R`n'B star Jason Derulo, who plays "perverse, preening, and independent" feline Rum Tum Tugger in the new Cats movie says working on the film was a very physical experience..
The 30-year-old singer and producer, who has scored hits with Wiggle, Talk Dirty and In My Head, is making his debut feature in the movie playing the rebellious Jellicle cat and he says this is a CGI flick with a difference.
Speaking to RTÉ Entertainment, he said, "I think of lot of CGI film today use a ton of CGI and you have to make believe whereas in this movie, if we were sitting on a gigantic bed, we were sitting on a gigantic bed so it’s way easier to be in the moment."
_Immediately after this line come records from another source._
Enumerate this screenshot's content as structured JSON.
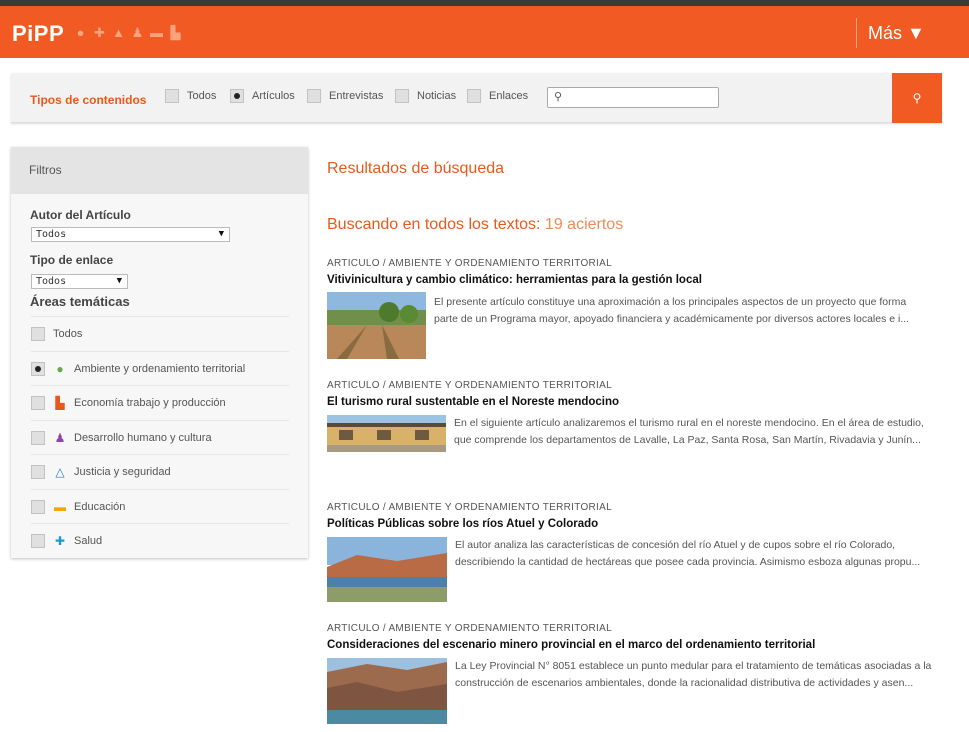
{
  "header": {
    "logo": "PiPP",
    "icons": [
      "drop-icon",
      "cross-icon",
      "triangle-icon",
      "person-icon",
      "book-icon",
      "factory-icon"
    ],
    "more_label": "Más ▼"
  },
  "searchbar": {
    "label": "Tipos de contenidos",
    "options": [
      {
        "label": "Todos",
        "checked": false
      },
      {
        "label": "Artículos",
        "checked": true
      },
      {
        "label": "Entrevistas",
        "checked": false
      },
      {
        "label": "Noticias",
        "checked": false
      },
      {
        "label": "Enlaces",
        "checked": false
      }
    ],
    "input_value": "",
    "input_placeholder": ""
  },
  "filters": {
    "title": "Filtros",
    "autor_label": "Autor del Artículo",
    "autor_value": "Todos",
    "tipo_label": "Tipo de enlace",
    "tipo_value": "Todos",
    "areas_label": "Áreas temáticas",
    "areas": [
      {
        "label": "Todos",
        "checked": false,
        "icon": "",
        "color": ""
      },
      {
        "label": "Ambiente y ordenamiento territorial",
        "checked": true,
        "icon": "drop-icon",
        "color": "#6aa84f"
      },
      {
        "label": "Economía trabajo y producción",
        "checked": false,
        "icon": "factory-icon",
        "color": "#e8591f"
      },
      {
        "label": "Desarrollo humano y cultura",
        "checked": false,
        "icon": "person-icon",
        "color": "#8e44ad"
      },
      {
        "label": "Justicia y seguridad",
        "checked": false,
        "icon": "triangle-icon",
        "color": "#2a7ac0"
      },
      {
        "label": "Educación",
        "checked": false,
        "icon": "book-icon",
        "color": "#f0a500"
      },
      {
        "label": "Salud",
        "checked": false,
        "icon": "cross-icon",
        "color": "#1a9bd7"
      }
    ]
  },
  "results": {
    "title": "Resultados de búsqueda",
    "count_prefix": "Buscando en todos los textos:",
    "count_value": "19 aciertos",
    "items": [
      {
        "category": "ARTICULO / AMBIENTE Y ORDENAMIENTO TERRITORIAL",
        "title": "Vitivinicultura y cambio climático: herramientas para la gestión local",
        "line1": "El presente artículo constituye una aproximación a los principales aspectos de un proyecto que forma",
        "line2": "parte de un Programa mayor, apoyado financiera y académicamente por diversos actores locales e i...",
        "image": "vineyard-image"
      },
      {
        "category": "ARTICULO / AMBIENTE Y ORDENAMIENTO TERRITORIAL",
        "title": "El turismo rural sustentable en el Noreste mendocino",
        "line1": "En el siguiente artículo analizaremos el turismo rural en el noreste mendocino. En el área de estudio,",
        "line2": "que comprende los departamentos de Lavalle, La Paz, Santa Rosa, San Martín, Rivadavia y Junín...",
        "image": "building-image"
      },
      {
        "category": "ARTICULO / AMBIENTE Y ORDENAMIENTO TERRITORIAL",
        "title": "Políticas Públicas sobre los ríos Atuel y Colorado",
        "line1": "El autor analiza las características de concesión del río Atuel y de cupos sobre el río Colorado,",
        "line2": "describiendo la cantidad de hectáreas que posee cada provincia.  Asimismo esboza algunas propu...",
        "image": "river-image"
      },
      {
        "category": "ARTICULO / AMBIENTE Y ORDENAMIENTO TERRITORIAL",
        "title": "Consideraciones del escenario minero provincial en el marco del ordenamiento territorial",
        "line1": "La Ley Provincial N° 8051 establece un punto medular para el tratamiento de temáticas asociadas a la",
        "line2": "construcción de escenarios ambientales, donde la racionalidad distributiva de actividades y asen...",
        "image": "canyon-image"
      }
    ]
  },
  "colors": {
    "accent": "#f15a22",
    "accent_text": "#e8591f"
  }
}
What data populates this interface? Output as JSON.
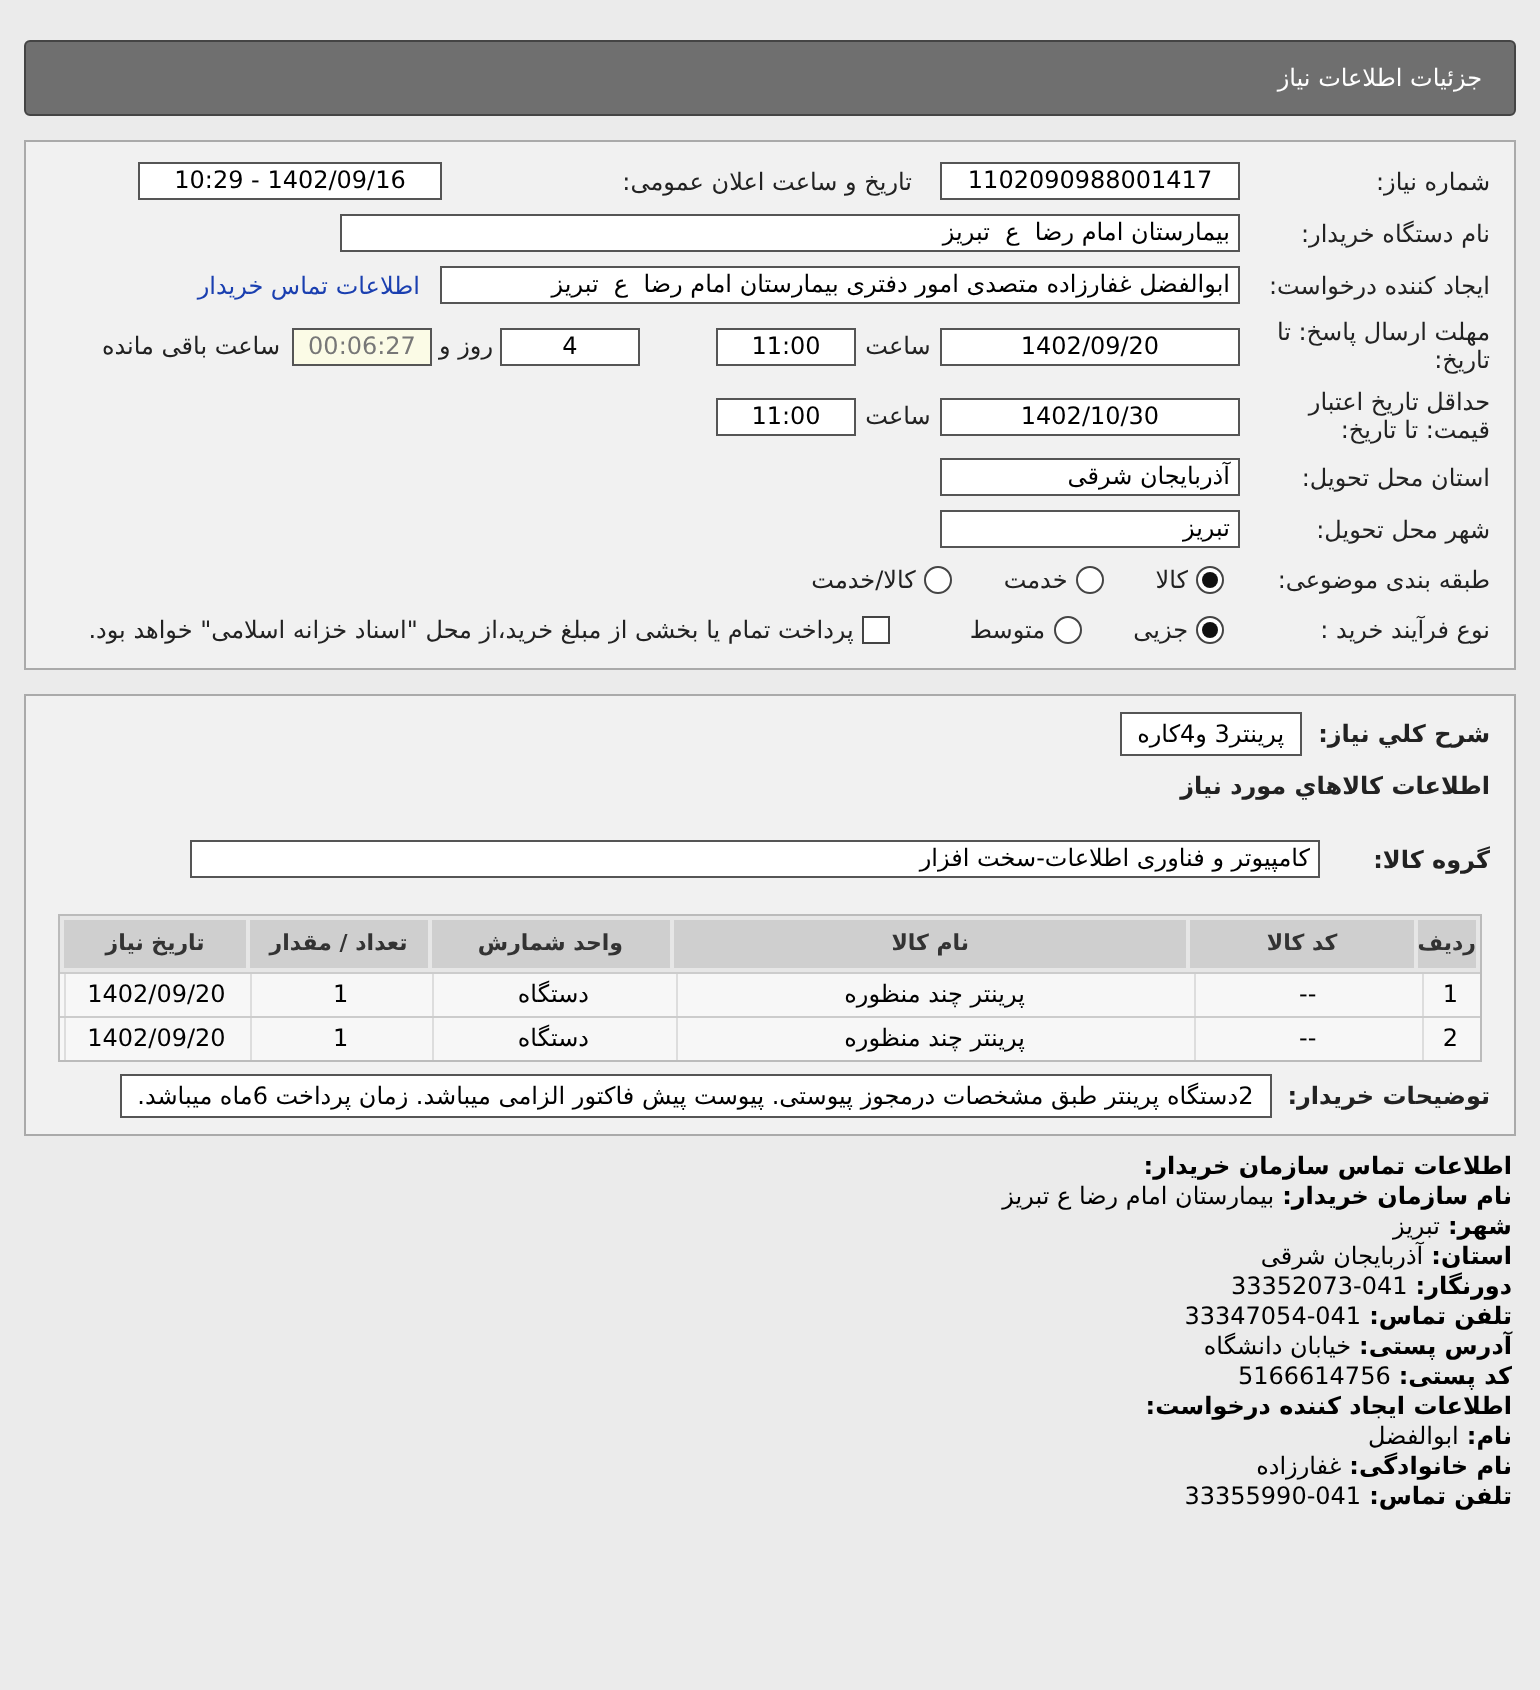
{
  "header": {
    "title": "جزئيات اطلاعات نياز"
  },
  "details": {
    "need_number": {
      "label": "شماره نیاز:",
      "value": "1102090988001417"
    },
    "announce": {
      "label": "تاریخ و ساعت اعلان عمومی:",
      "value": "1402/09/16 - 10:29"
    },
    "buyer": {
      "label": "نام دستگاه خریدار:",
      "value": "بیمارستان امام رضا  ع  تبریز"
    },
    "creator": {
      "label": "ایجاد کننده درخواست:",
      "value": "ابوالفضل غفارزاده متصدی امور دفتری بیمارستان امام رضا  ع  تبریز",
      "link": "اطلاعات تماس خریدار"
    },
    "deadline": {
      "label": "مهلت ارسال پاسخ: تا تاریخ:",
      "date": "1402/09/20",
      "time_label": "ساعت",
      "time": "11:00",
      "days": "4",
      "days_label": "روز و",
      "remaining": "00:06:27",
      "remaining_label": "ساعت باقی مانده"
    },
    "validity": {
      "label": "حداقل تاریخ اعتبار قیمت: تا تاریخ:",
      "date": "1402/10/30",
      "time_label": "ساعت",
      "time": "11:00"
    },
    "province": {
      "label": "استان محل تحویل:",
      "value": "آذربایجان شرقی"
    },
    "city": {
      "label": "شهر محل تحویل:",
      "value": "تبریز"
    },
    "category": {
      "label": "طبقه بندی موضوعی:",
      "options": [
        {
          "label": "کالا",
          "selected": true
        },
        {
          "label": "خدمت",
          "selected": false
        },
        {
          "label": "کالا/خدمت",
          "selected": false
        }
      ]
    },
    "process": {
      "label": "نوع فرآیند خرید :",
      "options": [
        {
          "label": "جزیی",
          "selected": true
        },
        {
          "label": "متوسط",
          "selected": false
        }
      ],
      "payment": {
        "checked": false,
        "text": "پرداخت تمام یا بخشی از مبلغ خرید،از محل \"اسناد خزانه اسلامی\" خواهد بود."
      }
    }
  },
  "goods": {
    "description": {
      "label": "شرح کلي نياز:",
      "value": "پرینتر3 و4کاره"
    },
    "section_title": "اطلاعات کالاهاي مورد نياز",
    "group": {
      "label": "گروه کالا:",
      "value": "کامپیوتر و فناوری اطلاعات-سخت افزار"
    },
    "table": {
      "columns": [
        "ردیف",
        "کد کالا",
        "نام کالا",
        "واحد شمارش",
        "تعداد / مقدار",
        "تاریخ نیاز"
      ],
      "rows": [
        [
          "1",
          "--",
          "پرینتر چند منظوره",
          "دستگاه",
          "1",
          "1402/09/20"
        ],
        [
          "2",
          "--",
          "پرینتر چند منظوره",
          "دستگاه",
          "1",
          "1402/09/20"
        ]
      ]
    },
    "notes": {
      "label": "توضیحات خریدار:",
      "value": "2دستگاه پرینتر طبق مشخصات درمجوز پیوستی. پیوست پیش فاکتور الزامی میباشد. زمان پرداخت 6ماه میباشد."
    }
  },
  "contact": {
    "lines": [
      {
        "kind": "heading",
        "label": "اطلاعات تماس سازمان خریدار:"
      },
      {
        "kind": "field",
        "label": "نام سازمان خریدار:",
        "value": "بیمارستان امام رضا ع تبریز"
      },
      {
        "kind": "field",
        "label": "شهر:",
        "value": "تبریز"
      },
      {
        "kind": "field",
        "label": "استان:",
        "value": "آذربایجان شرقی"
      },
      {
        "kind": "field",
        "label": "دورنگار:",
        "value": "33352073-041"
      },
      {
        "kind": "field",
        "label": "تلفن تماس:",
        "value": "33347054-041"
      },
      {
        "kind": "field",
        "label": "آدرس پستی:",
        "value": "خیابان دانشگاه"
      },
      {
        "kind": "field",
        "label": "کد پستی:",
        "value": "5166614756"
      },
      {
        "kind": "heading",
        "label": "اطلاعات ایجاد کننده درخواست:"
      },
      {
        "kind": "field",
        "label": "نام:",
        "value": "ابوالفضل"
      },
      {
        "kind": "field",
        "label": "نام خانوادگی:",
        "value": "غفارزاده"
      },
      {
        "kind": "field",
        "label": "تلفن تماس:",
        "value": "33355990-041"
      }
    ]
  }
}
"This chair that I’m sitting on would be the size of this entire room. We did a lot of climbing! It was a very physical movie to say the least."
He added, "Hours and hours on end. If you made a character choice that was very physical, you had to do that all day long. We always had to be aware that we had ears at the top our heads and we have a tail behind us."
The new movie is an adaptation of Andrew Lloyd-Webber’s 1981 stage musical of Cats, which was in turn based on TS Eliot’s 1939 collection of whimsical poems, Old Possum's Book of Practical Cats.
Watch our interview with Judi Dench and Ian McKellen
The all-star cast also includes Idris Elba as the villainous Macavity, newcomer Francesca Hayward as ingenue cat Victoria, and an appearance by well-known cat lover Taylor Swift as the seductive Bombalurina.
The whole motley crew of London street cats are known as the Jellicles and all are competing in song and dance to win a chance to escape the back alleys and travel to the refuge of the Heaviside Layer.

The movie is due in Irish cinemas on Friday but when the first trailer was released last July, there was an outcry, with viewers describing the look and feel of the film as "nightmarish" and "weird."
"First off when I saw it for the first time I was blown away by it. I was in the gym and I got chills down my spine at least three, four times," Derulo said when asked about the criticism.
"I don’t know whether that’s from bias or what but I think a pulverising response is always good and it kind of reminds you of when the stage play of Cats first came out on Broadway."
"It is a very left field concept and until they actually see the film, they’re gonna be `what is this?’ and that is exactly what the goal should be - to invite people into a world they’ve never been a part of."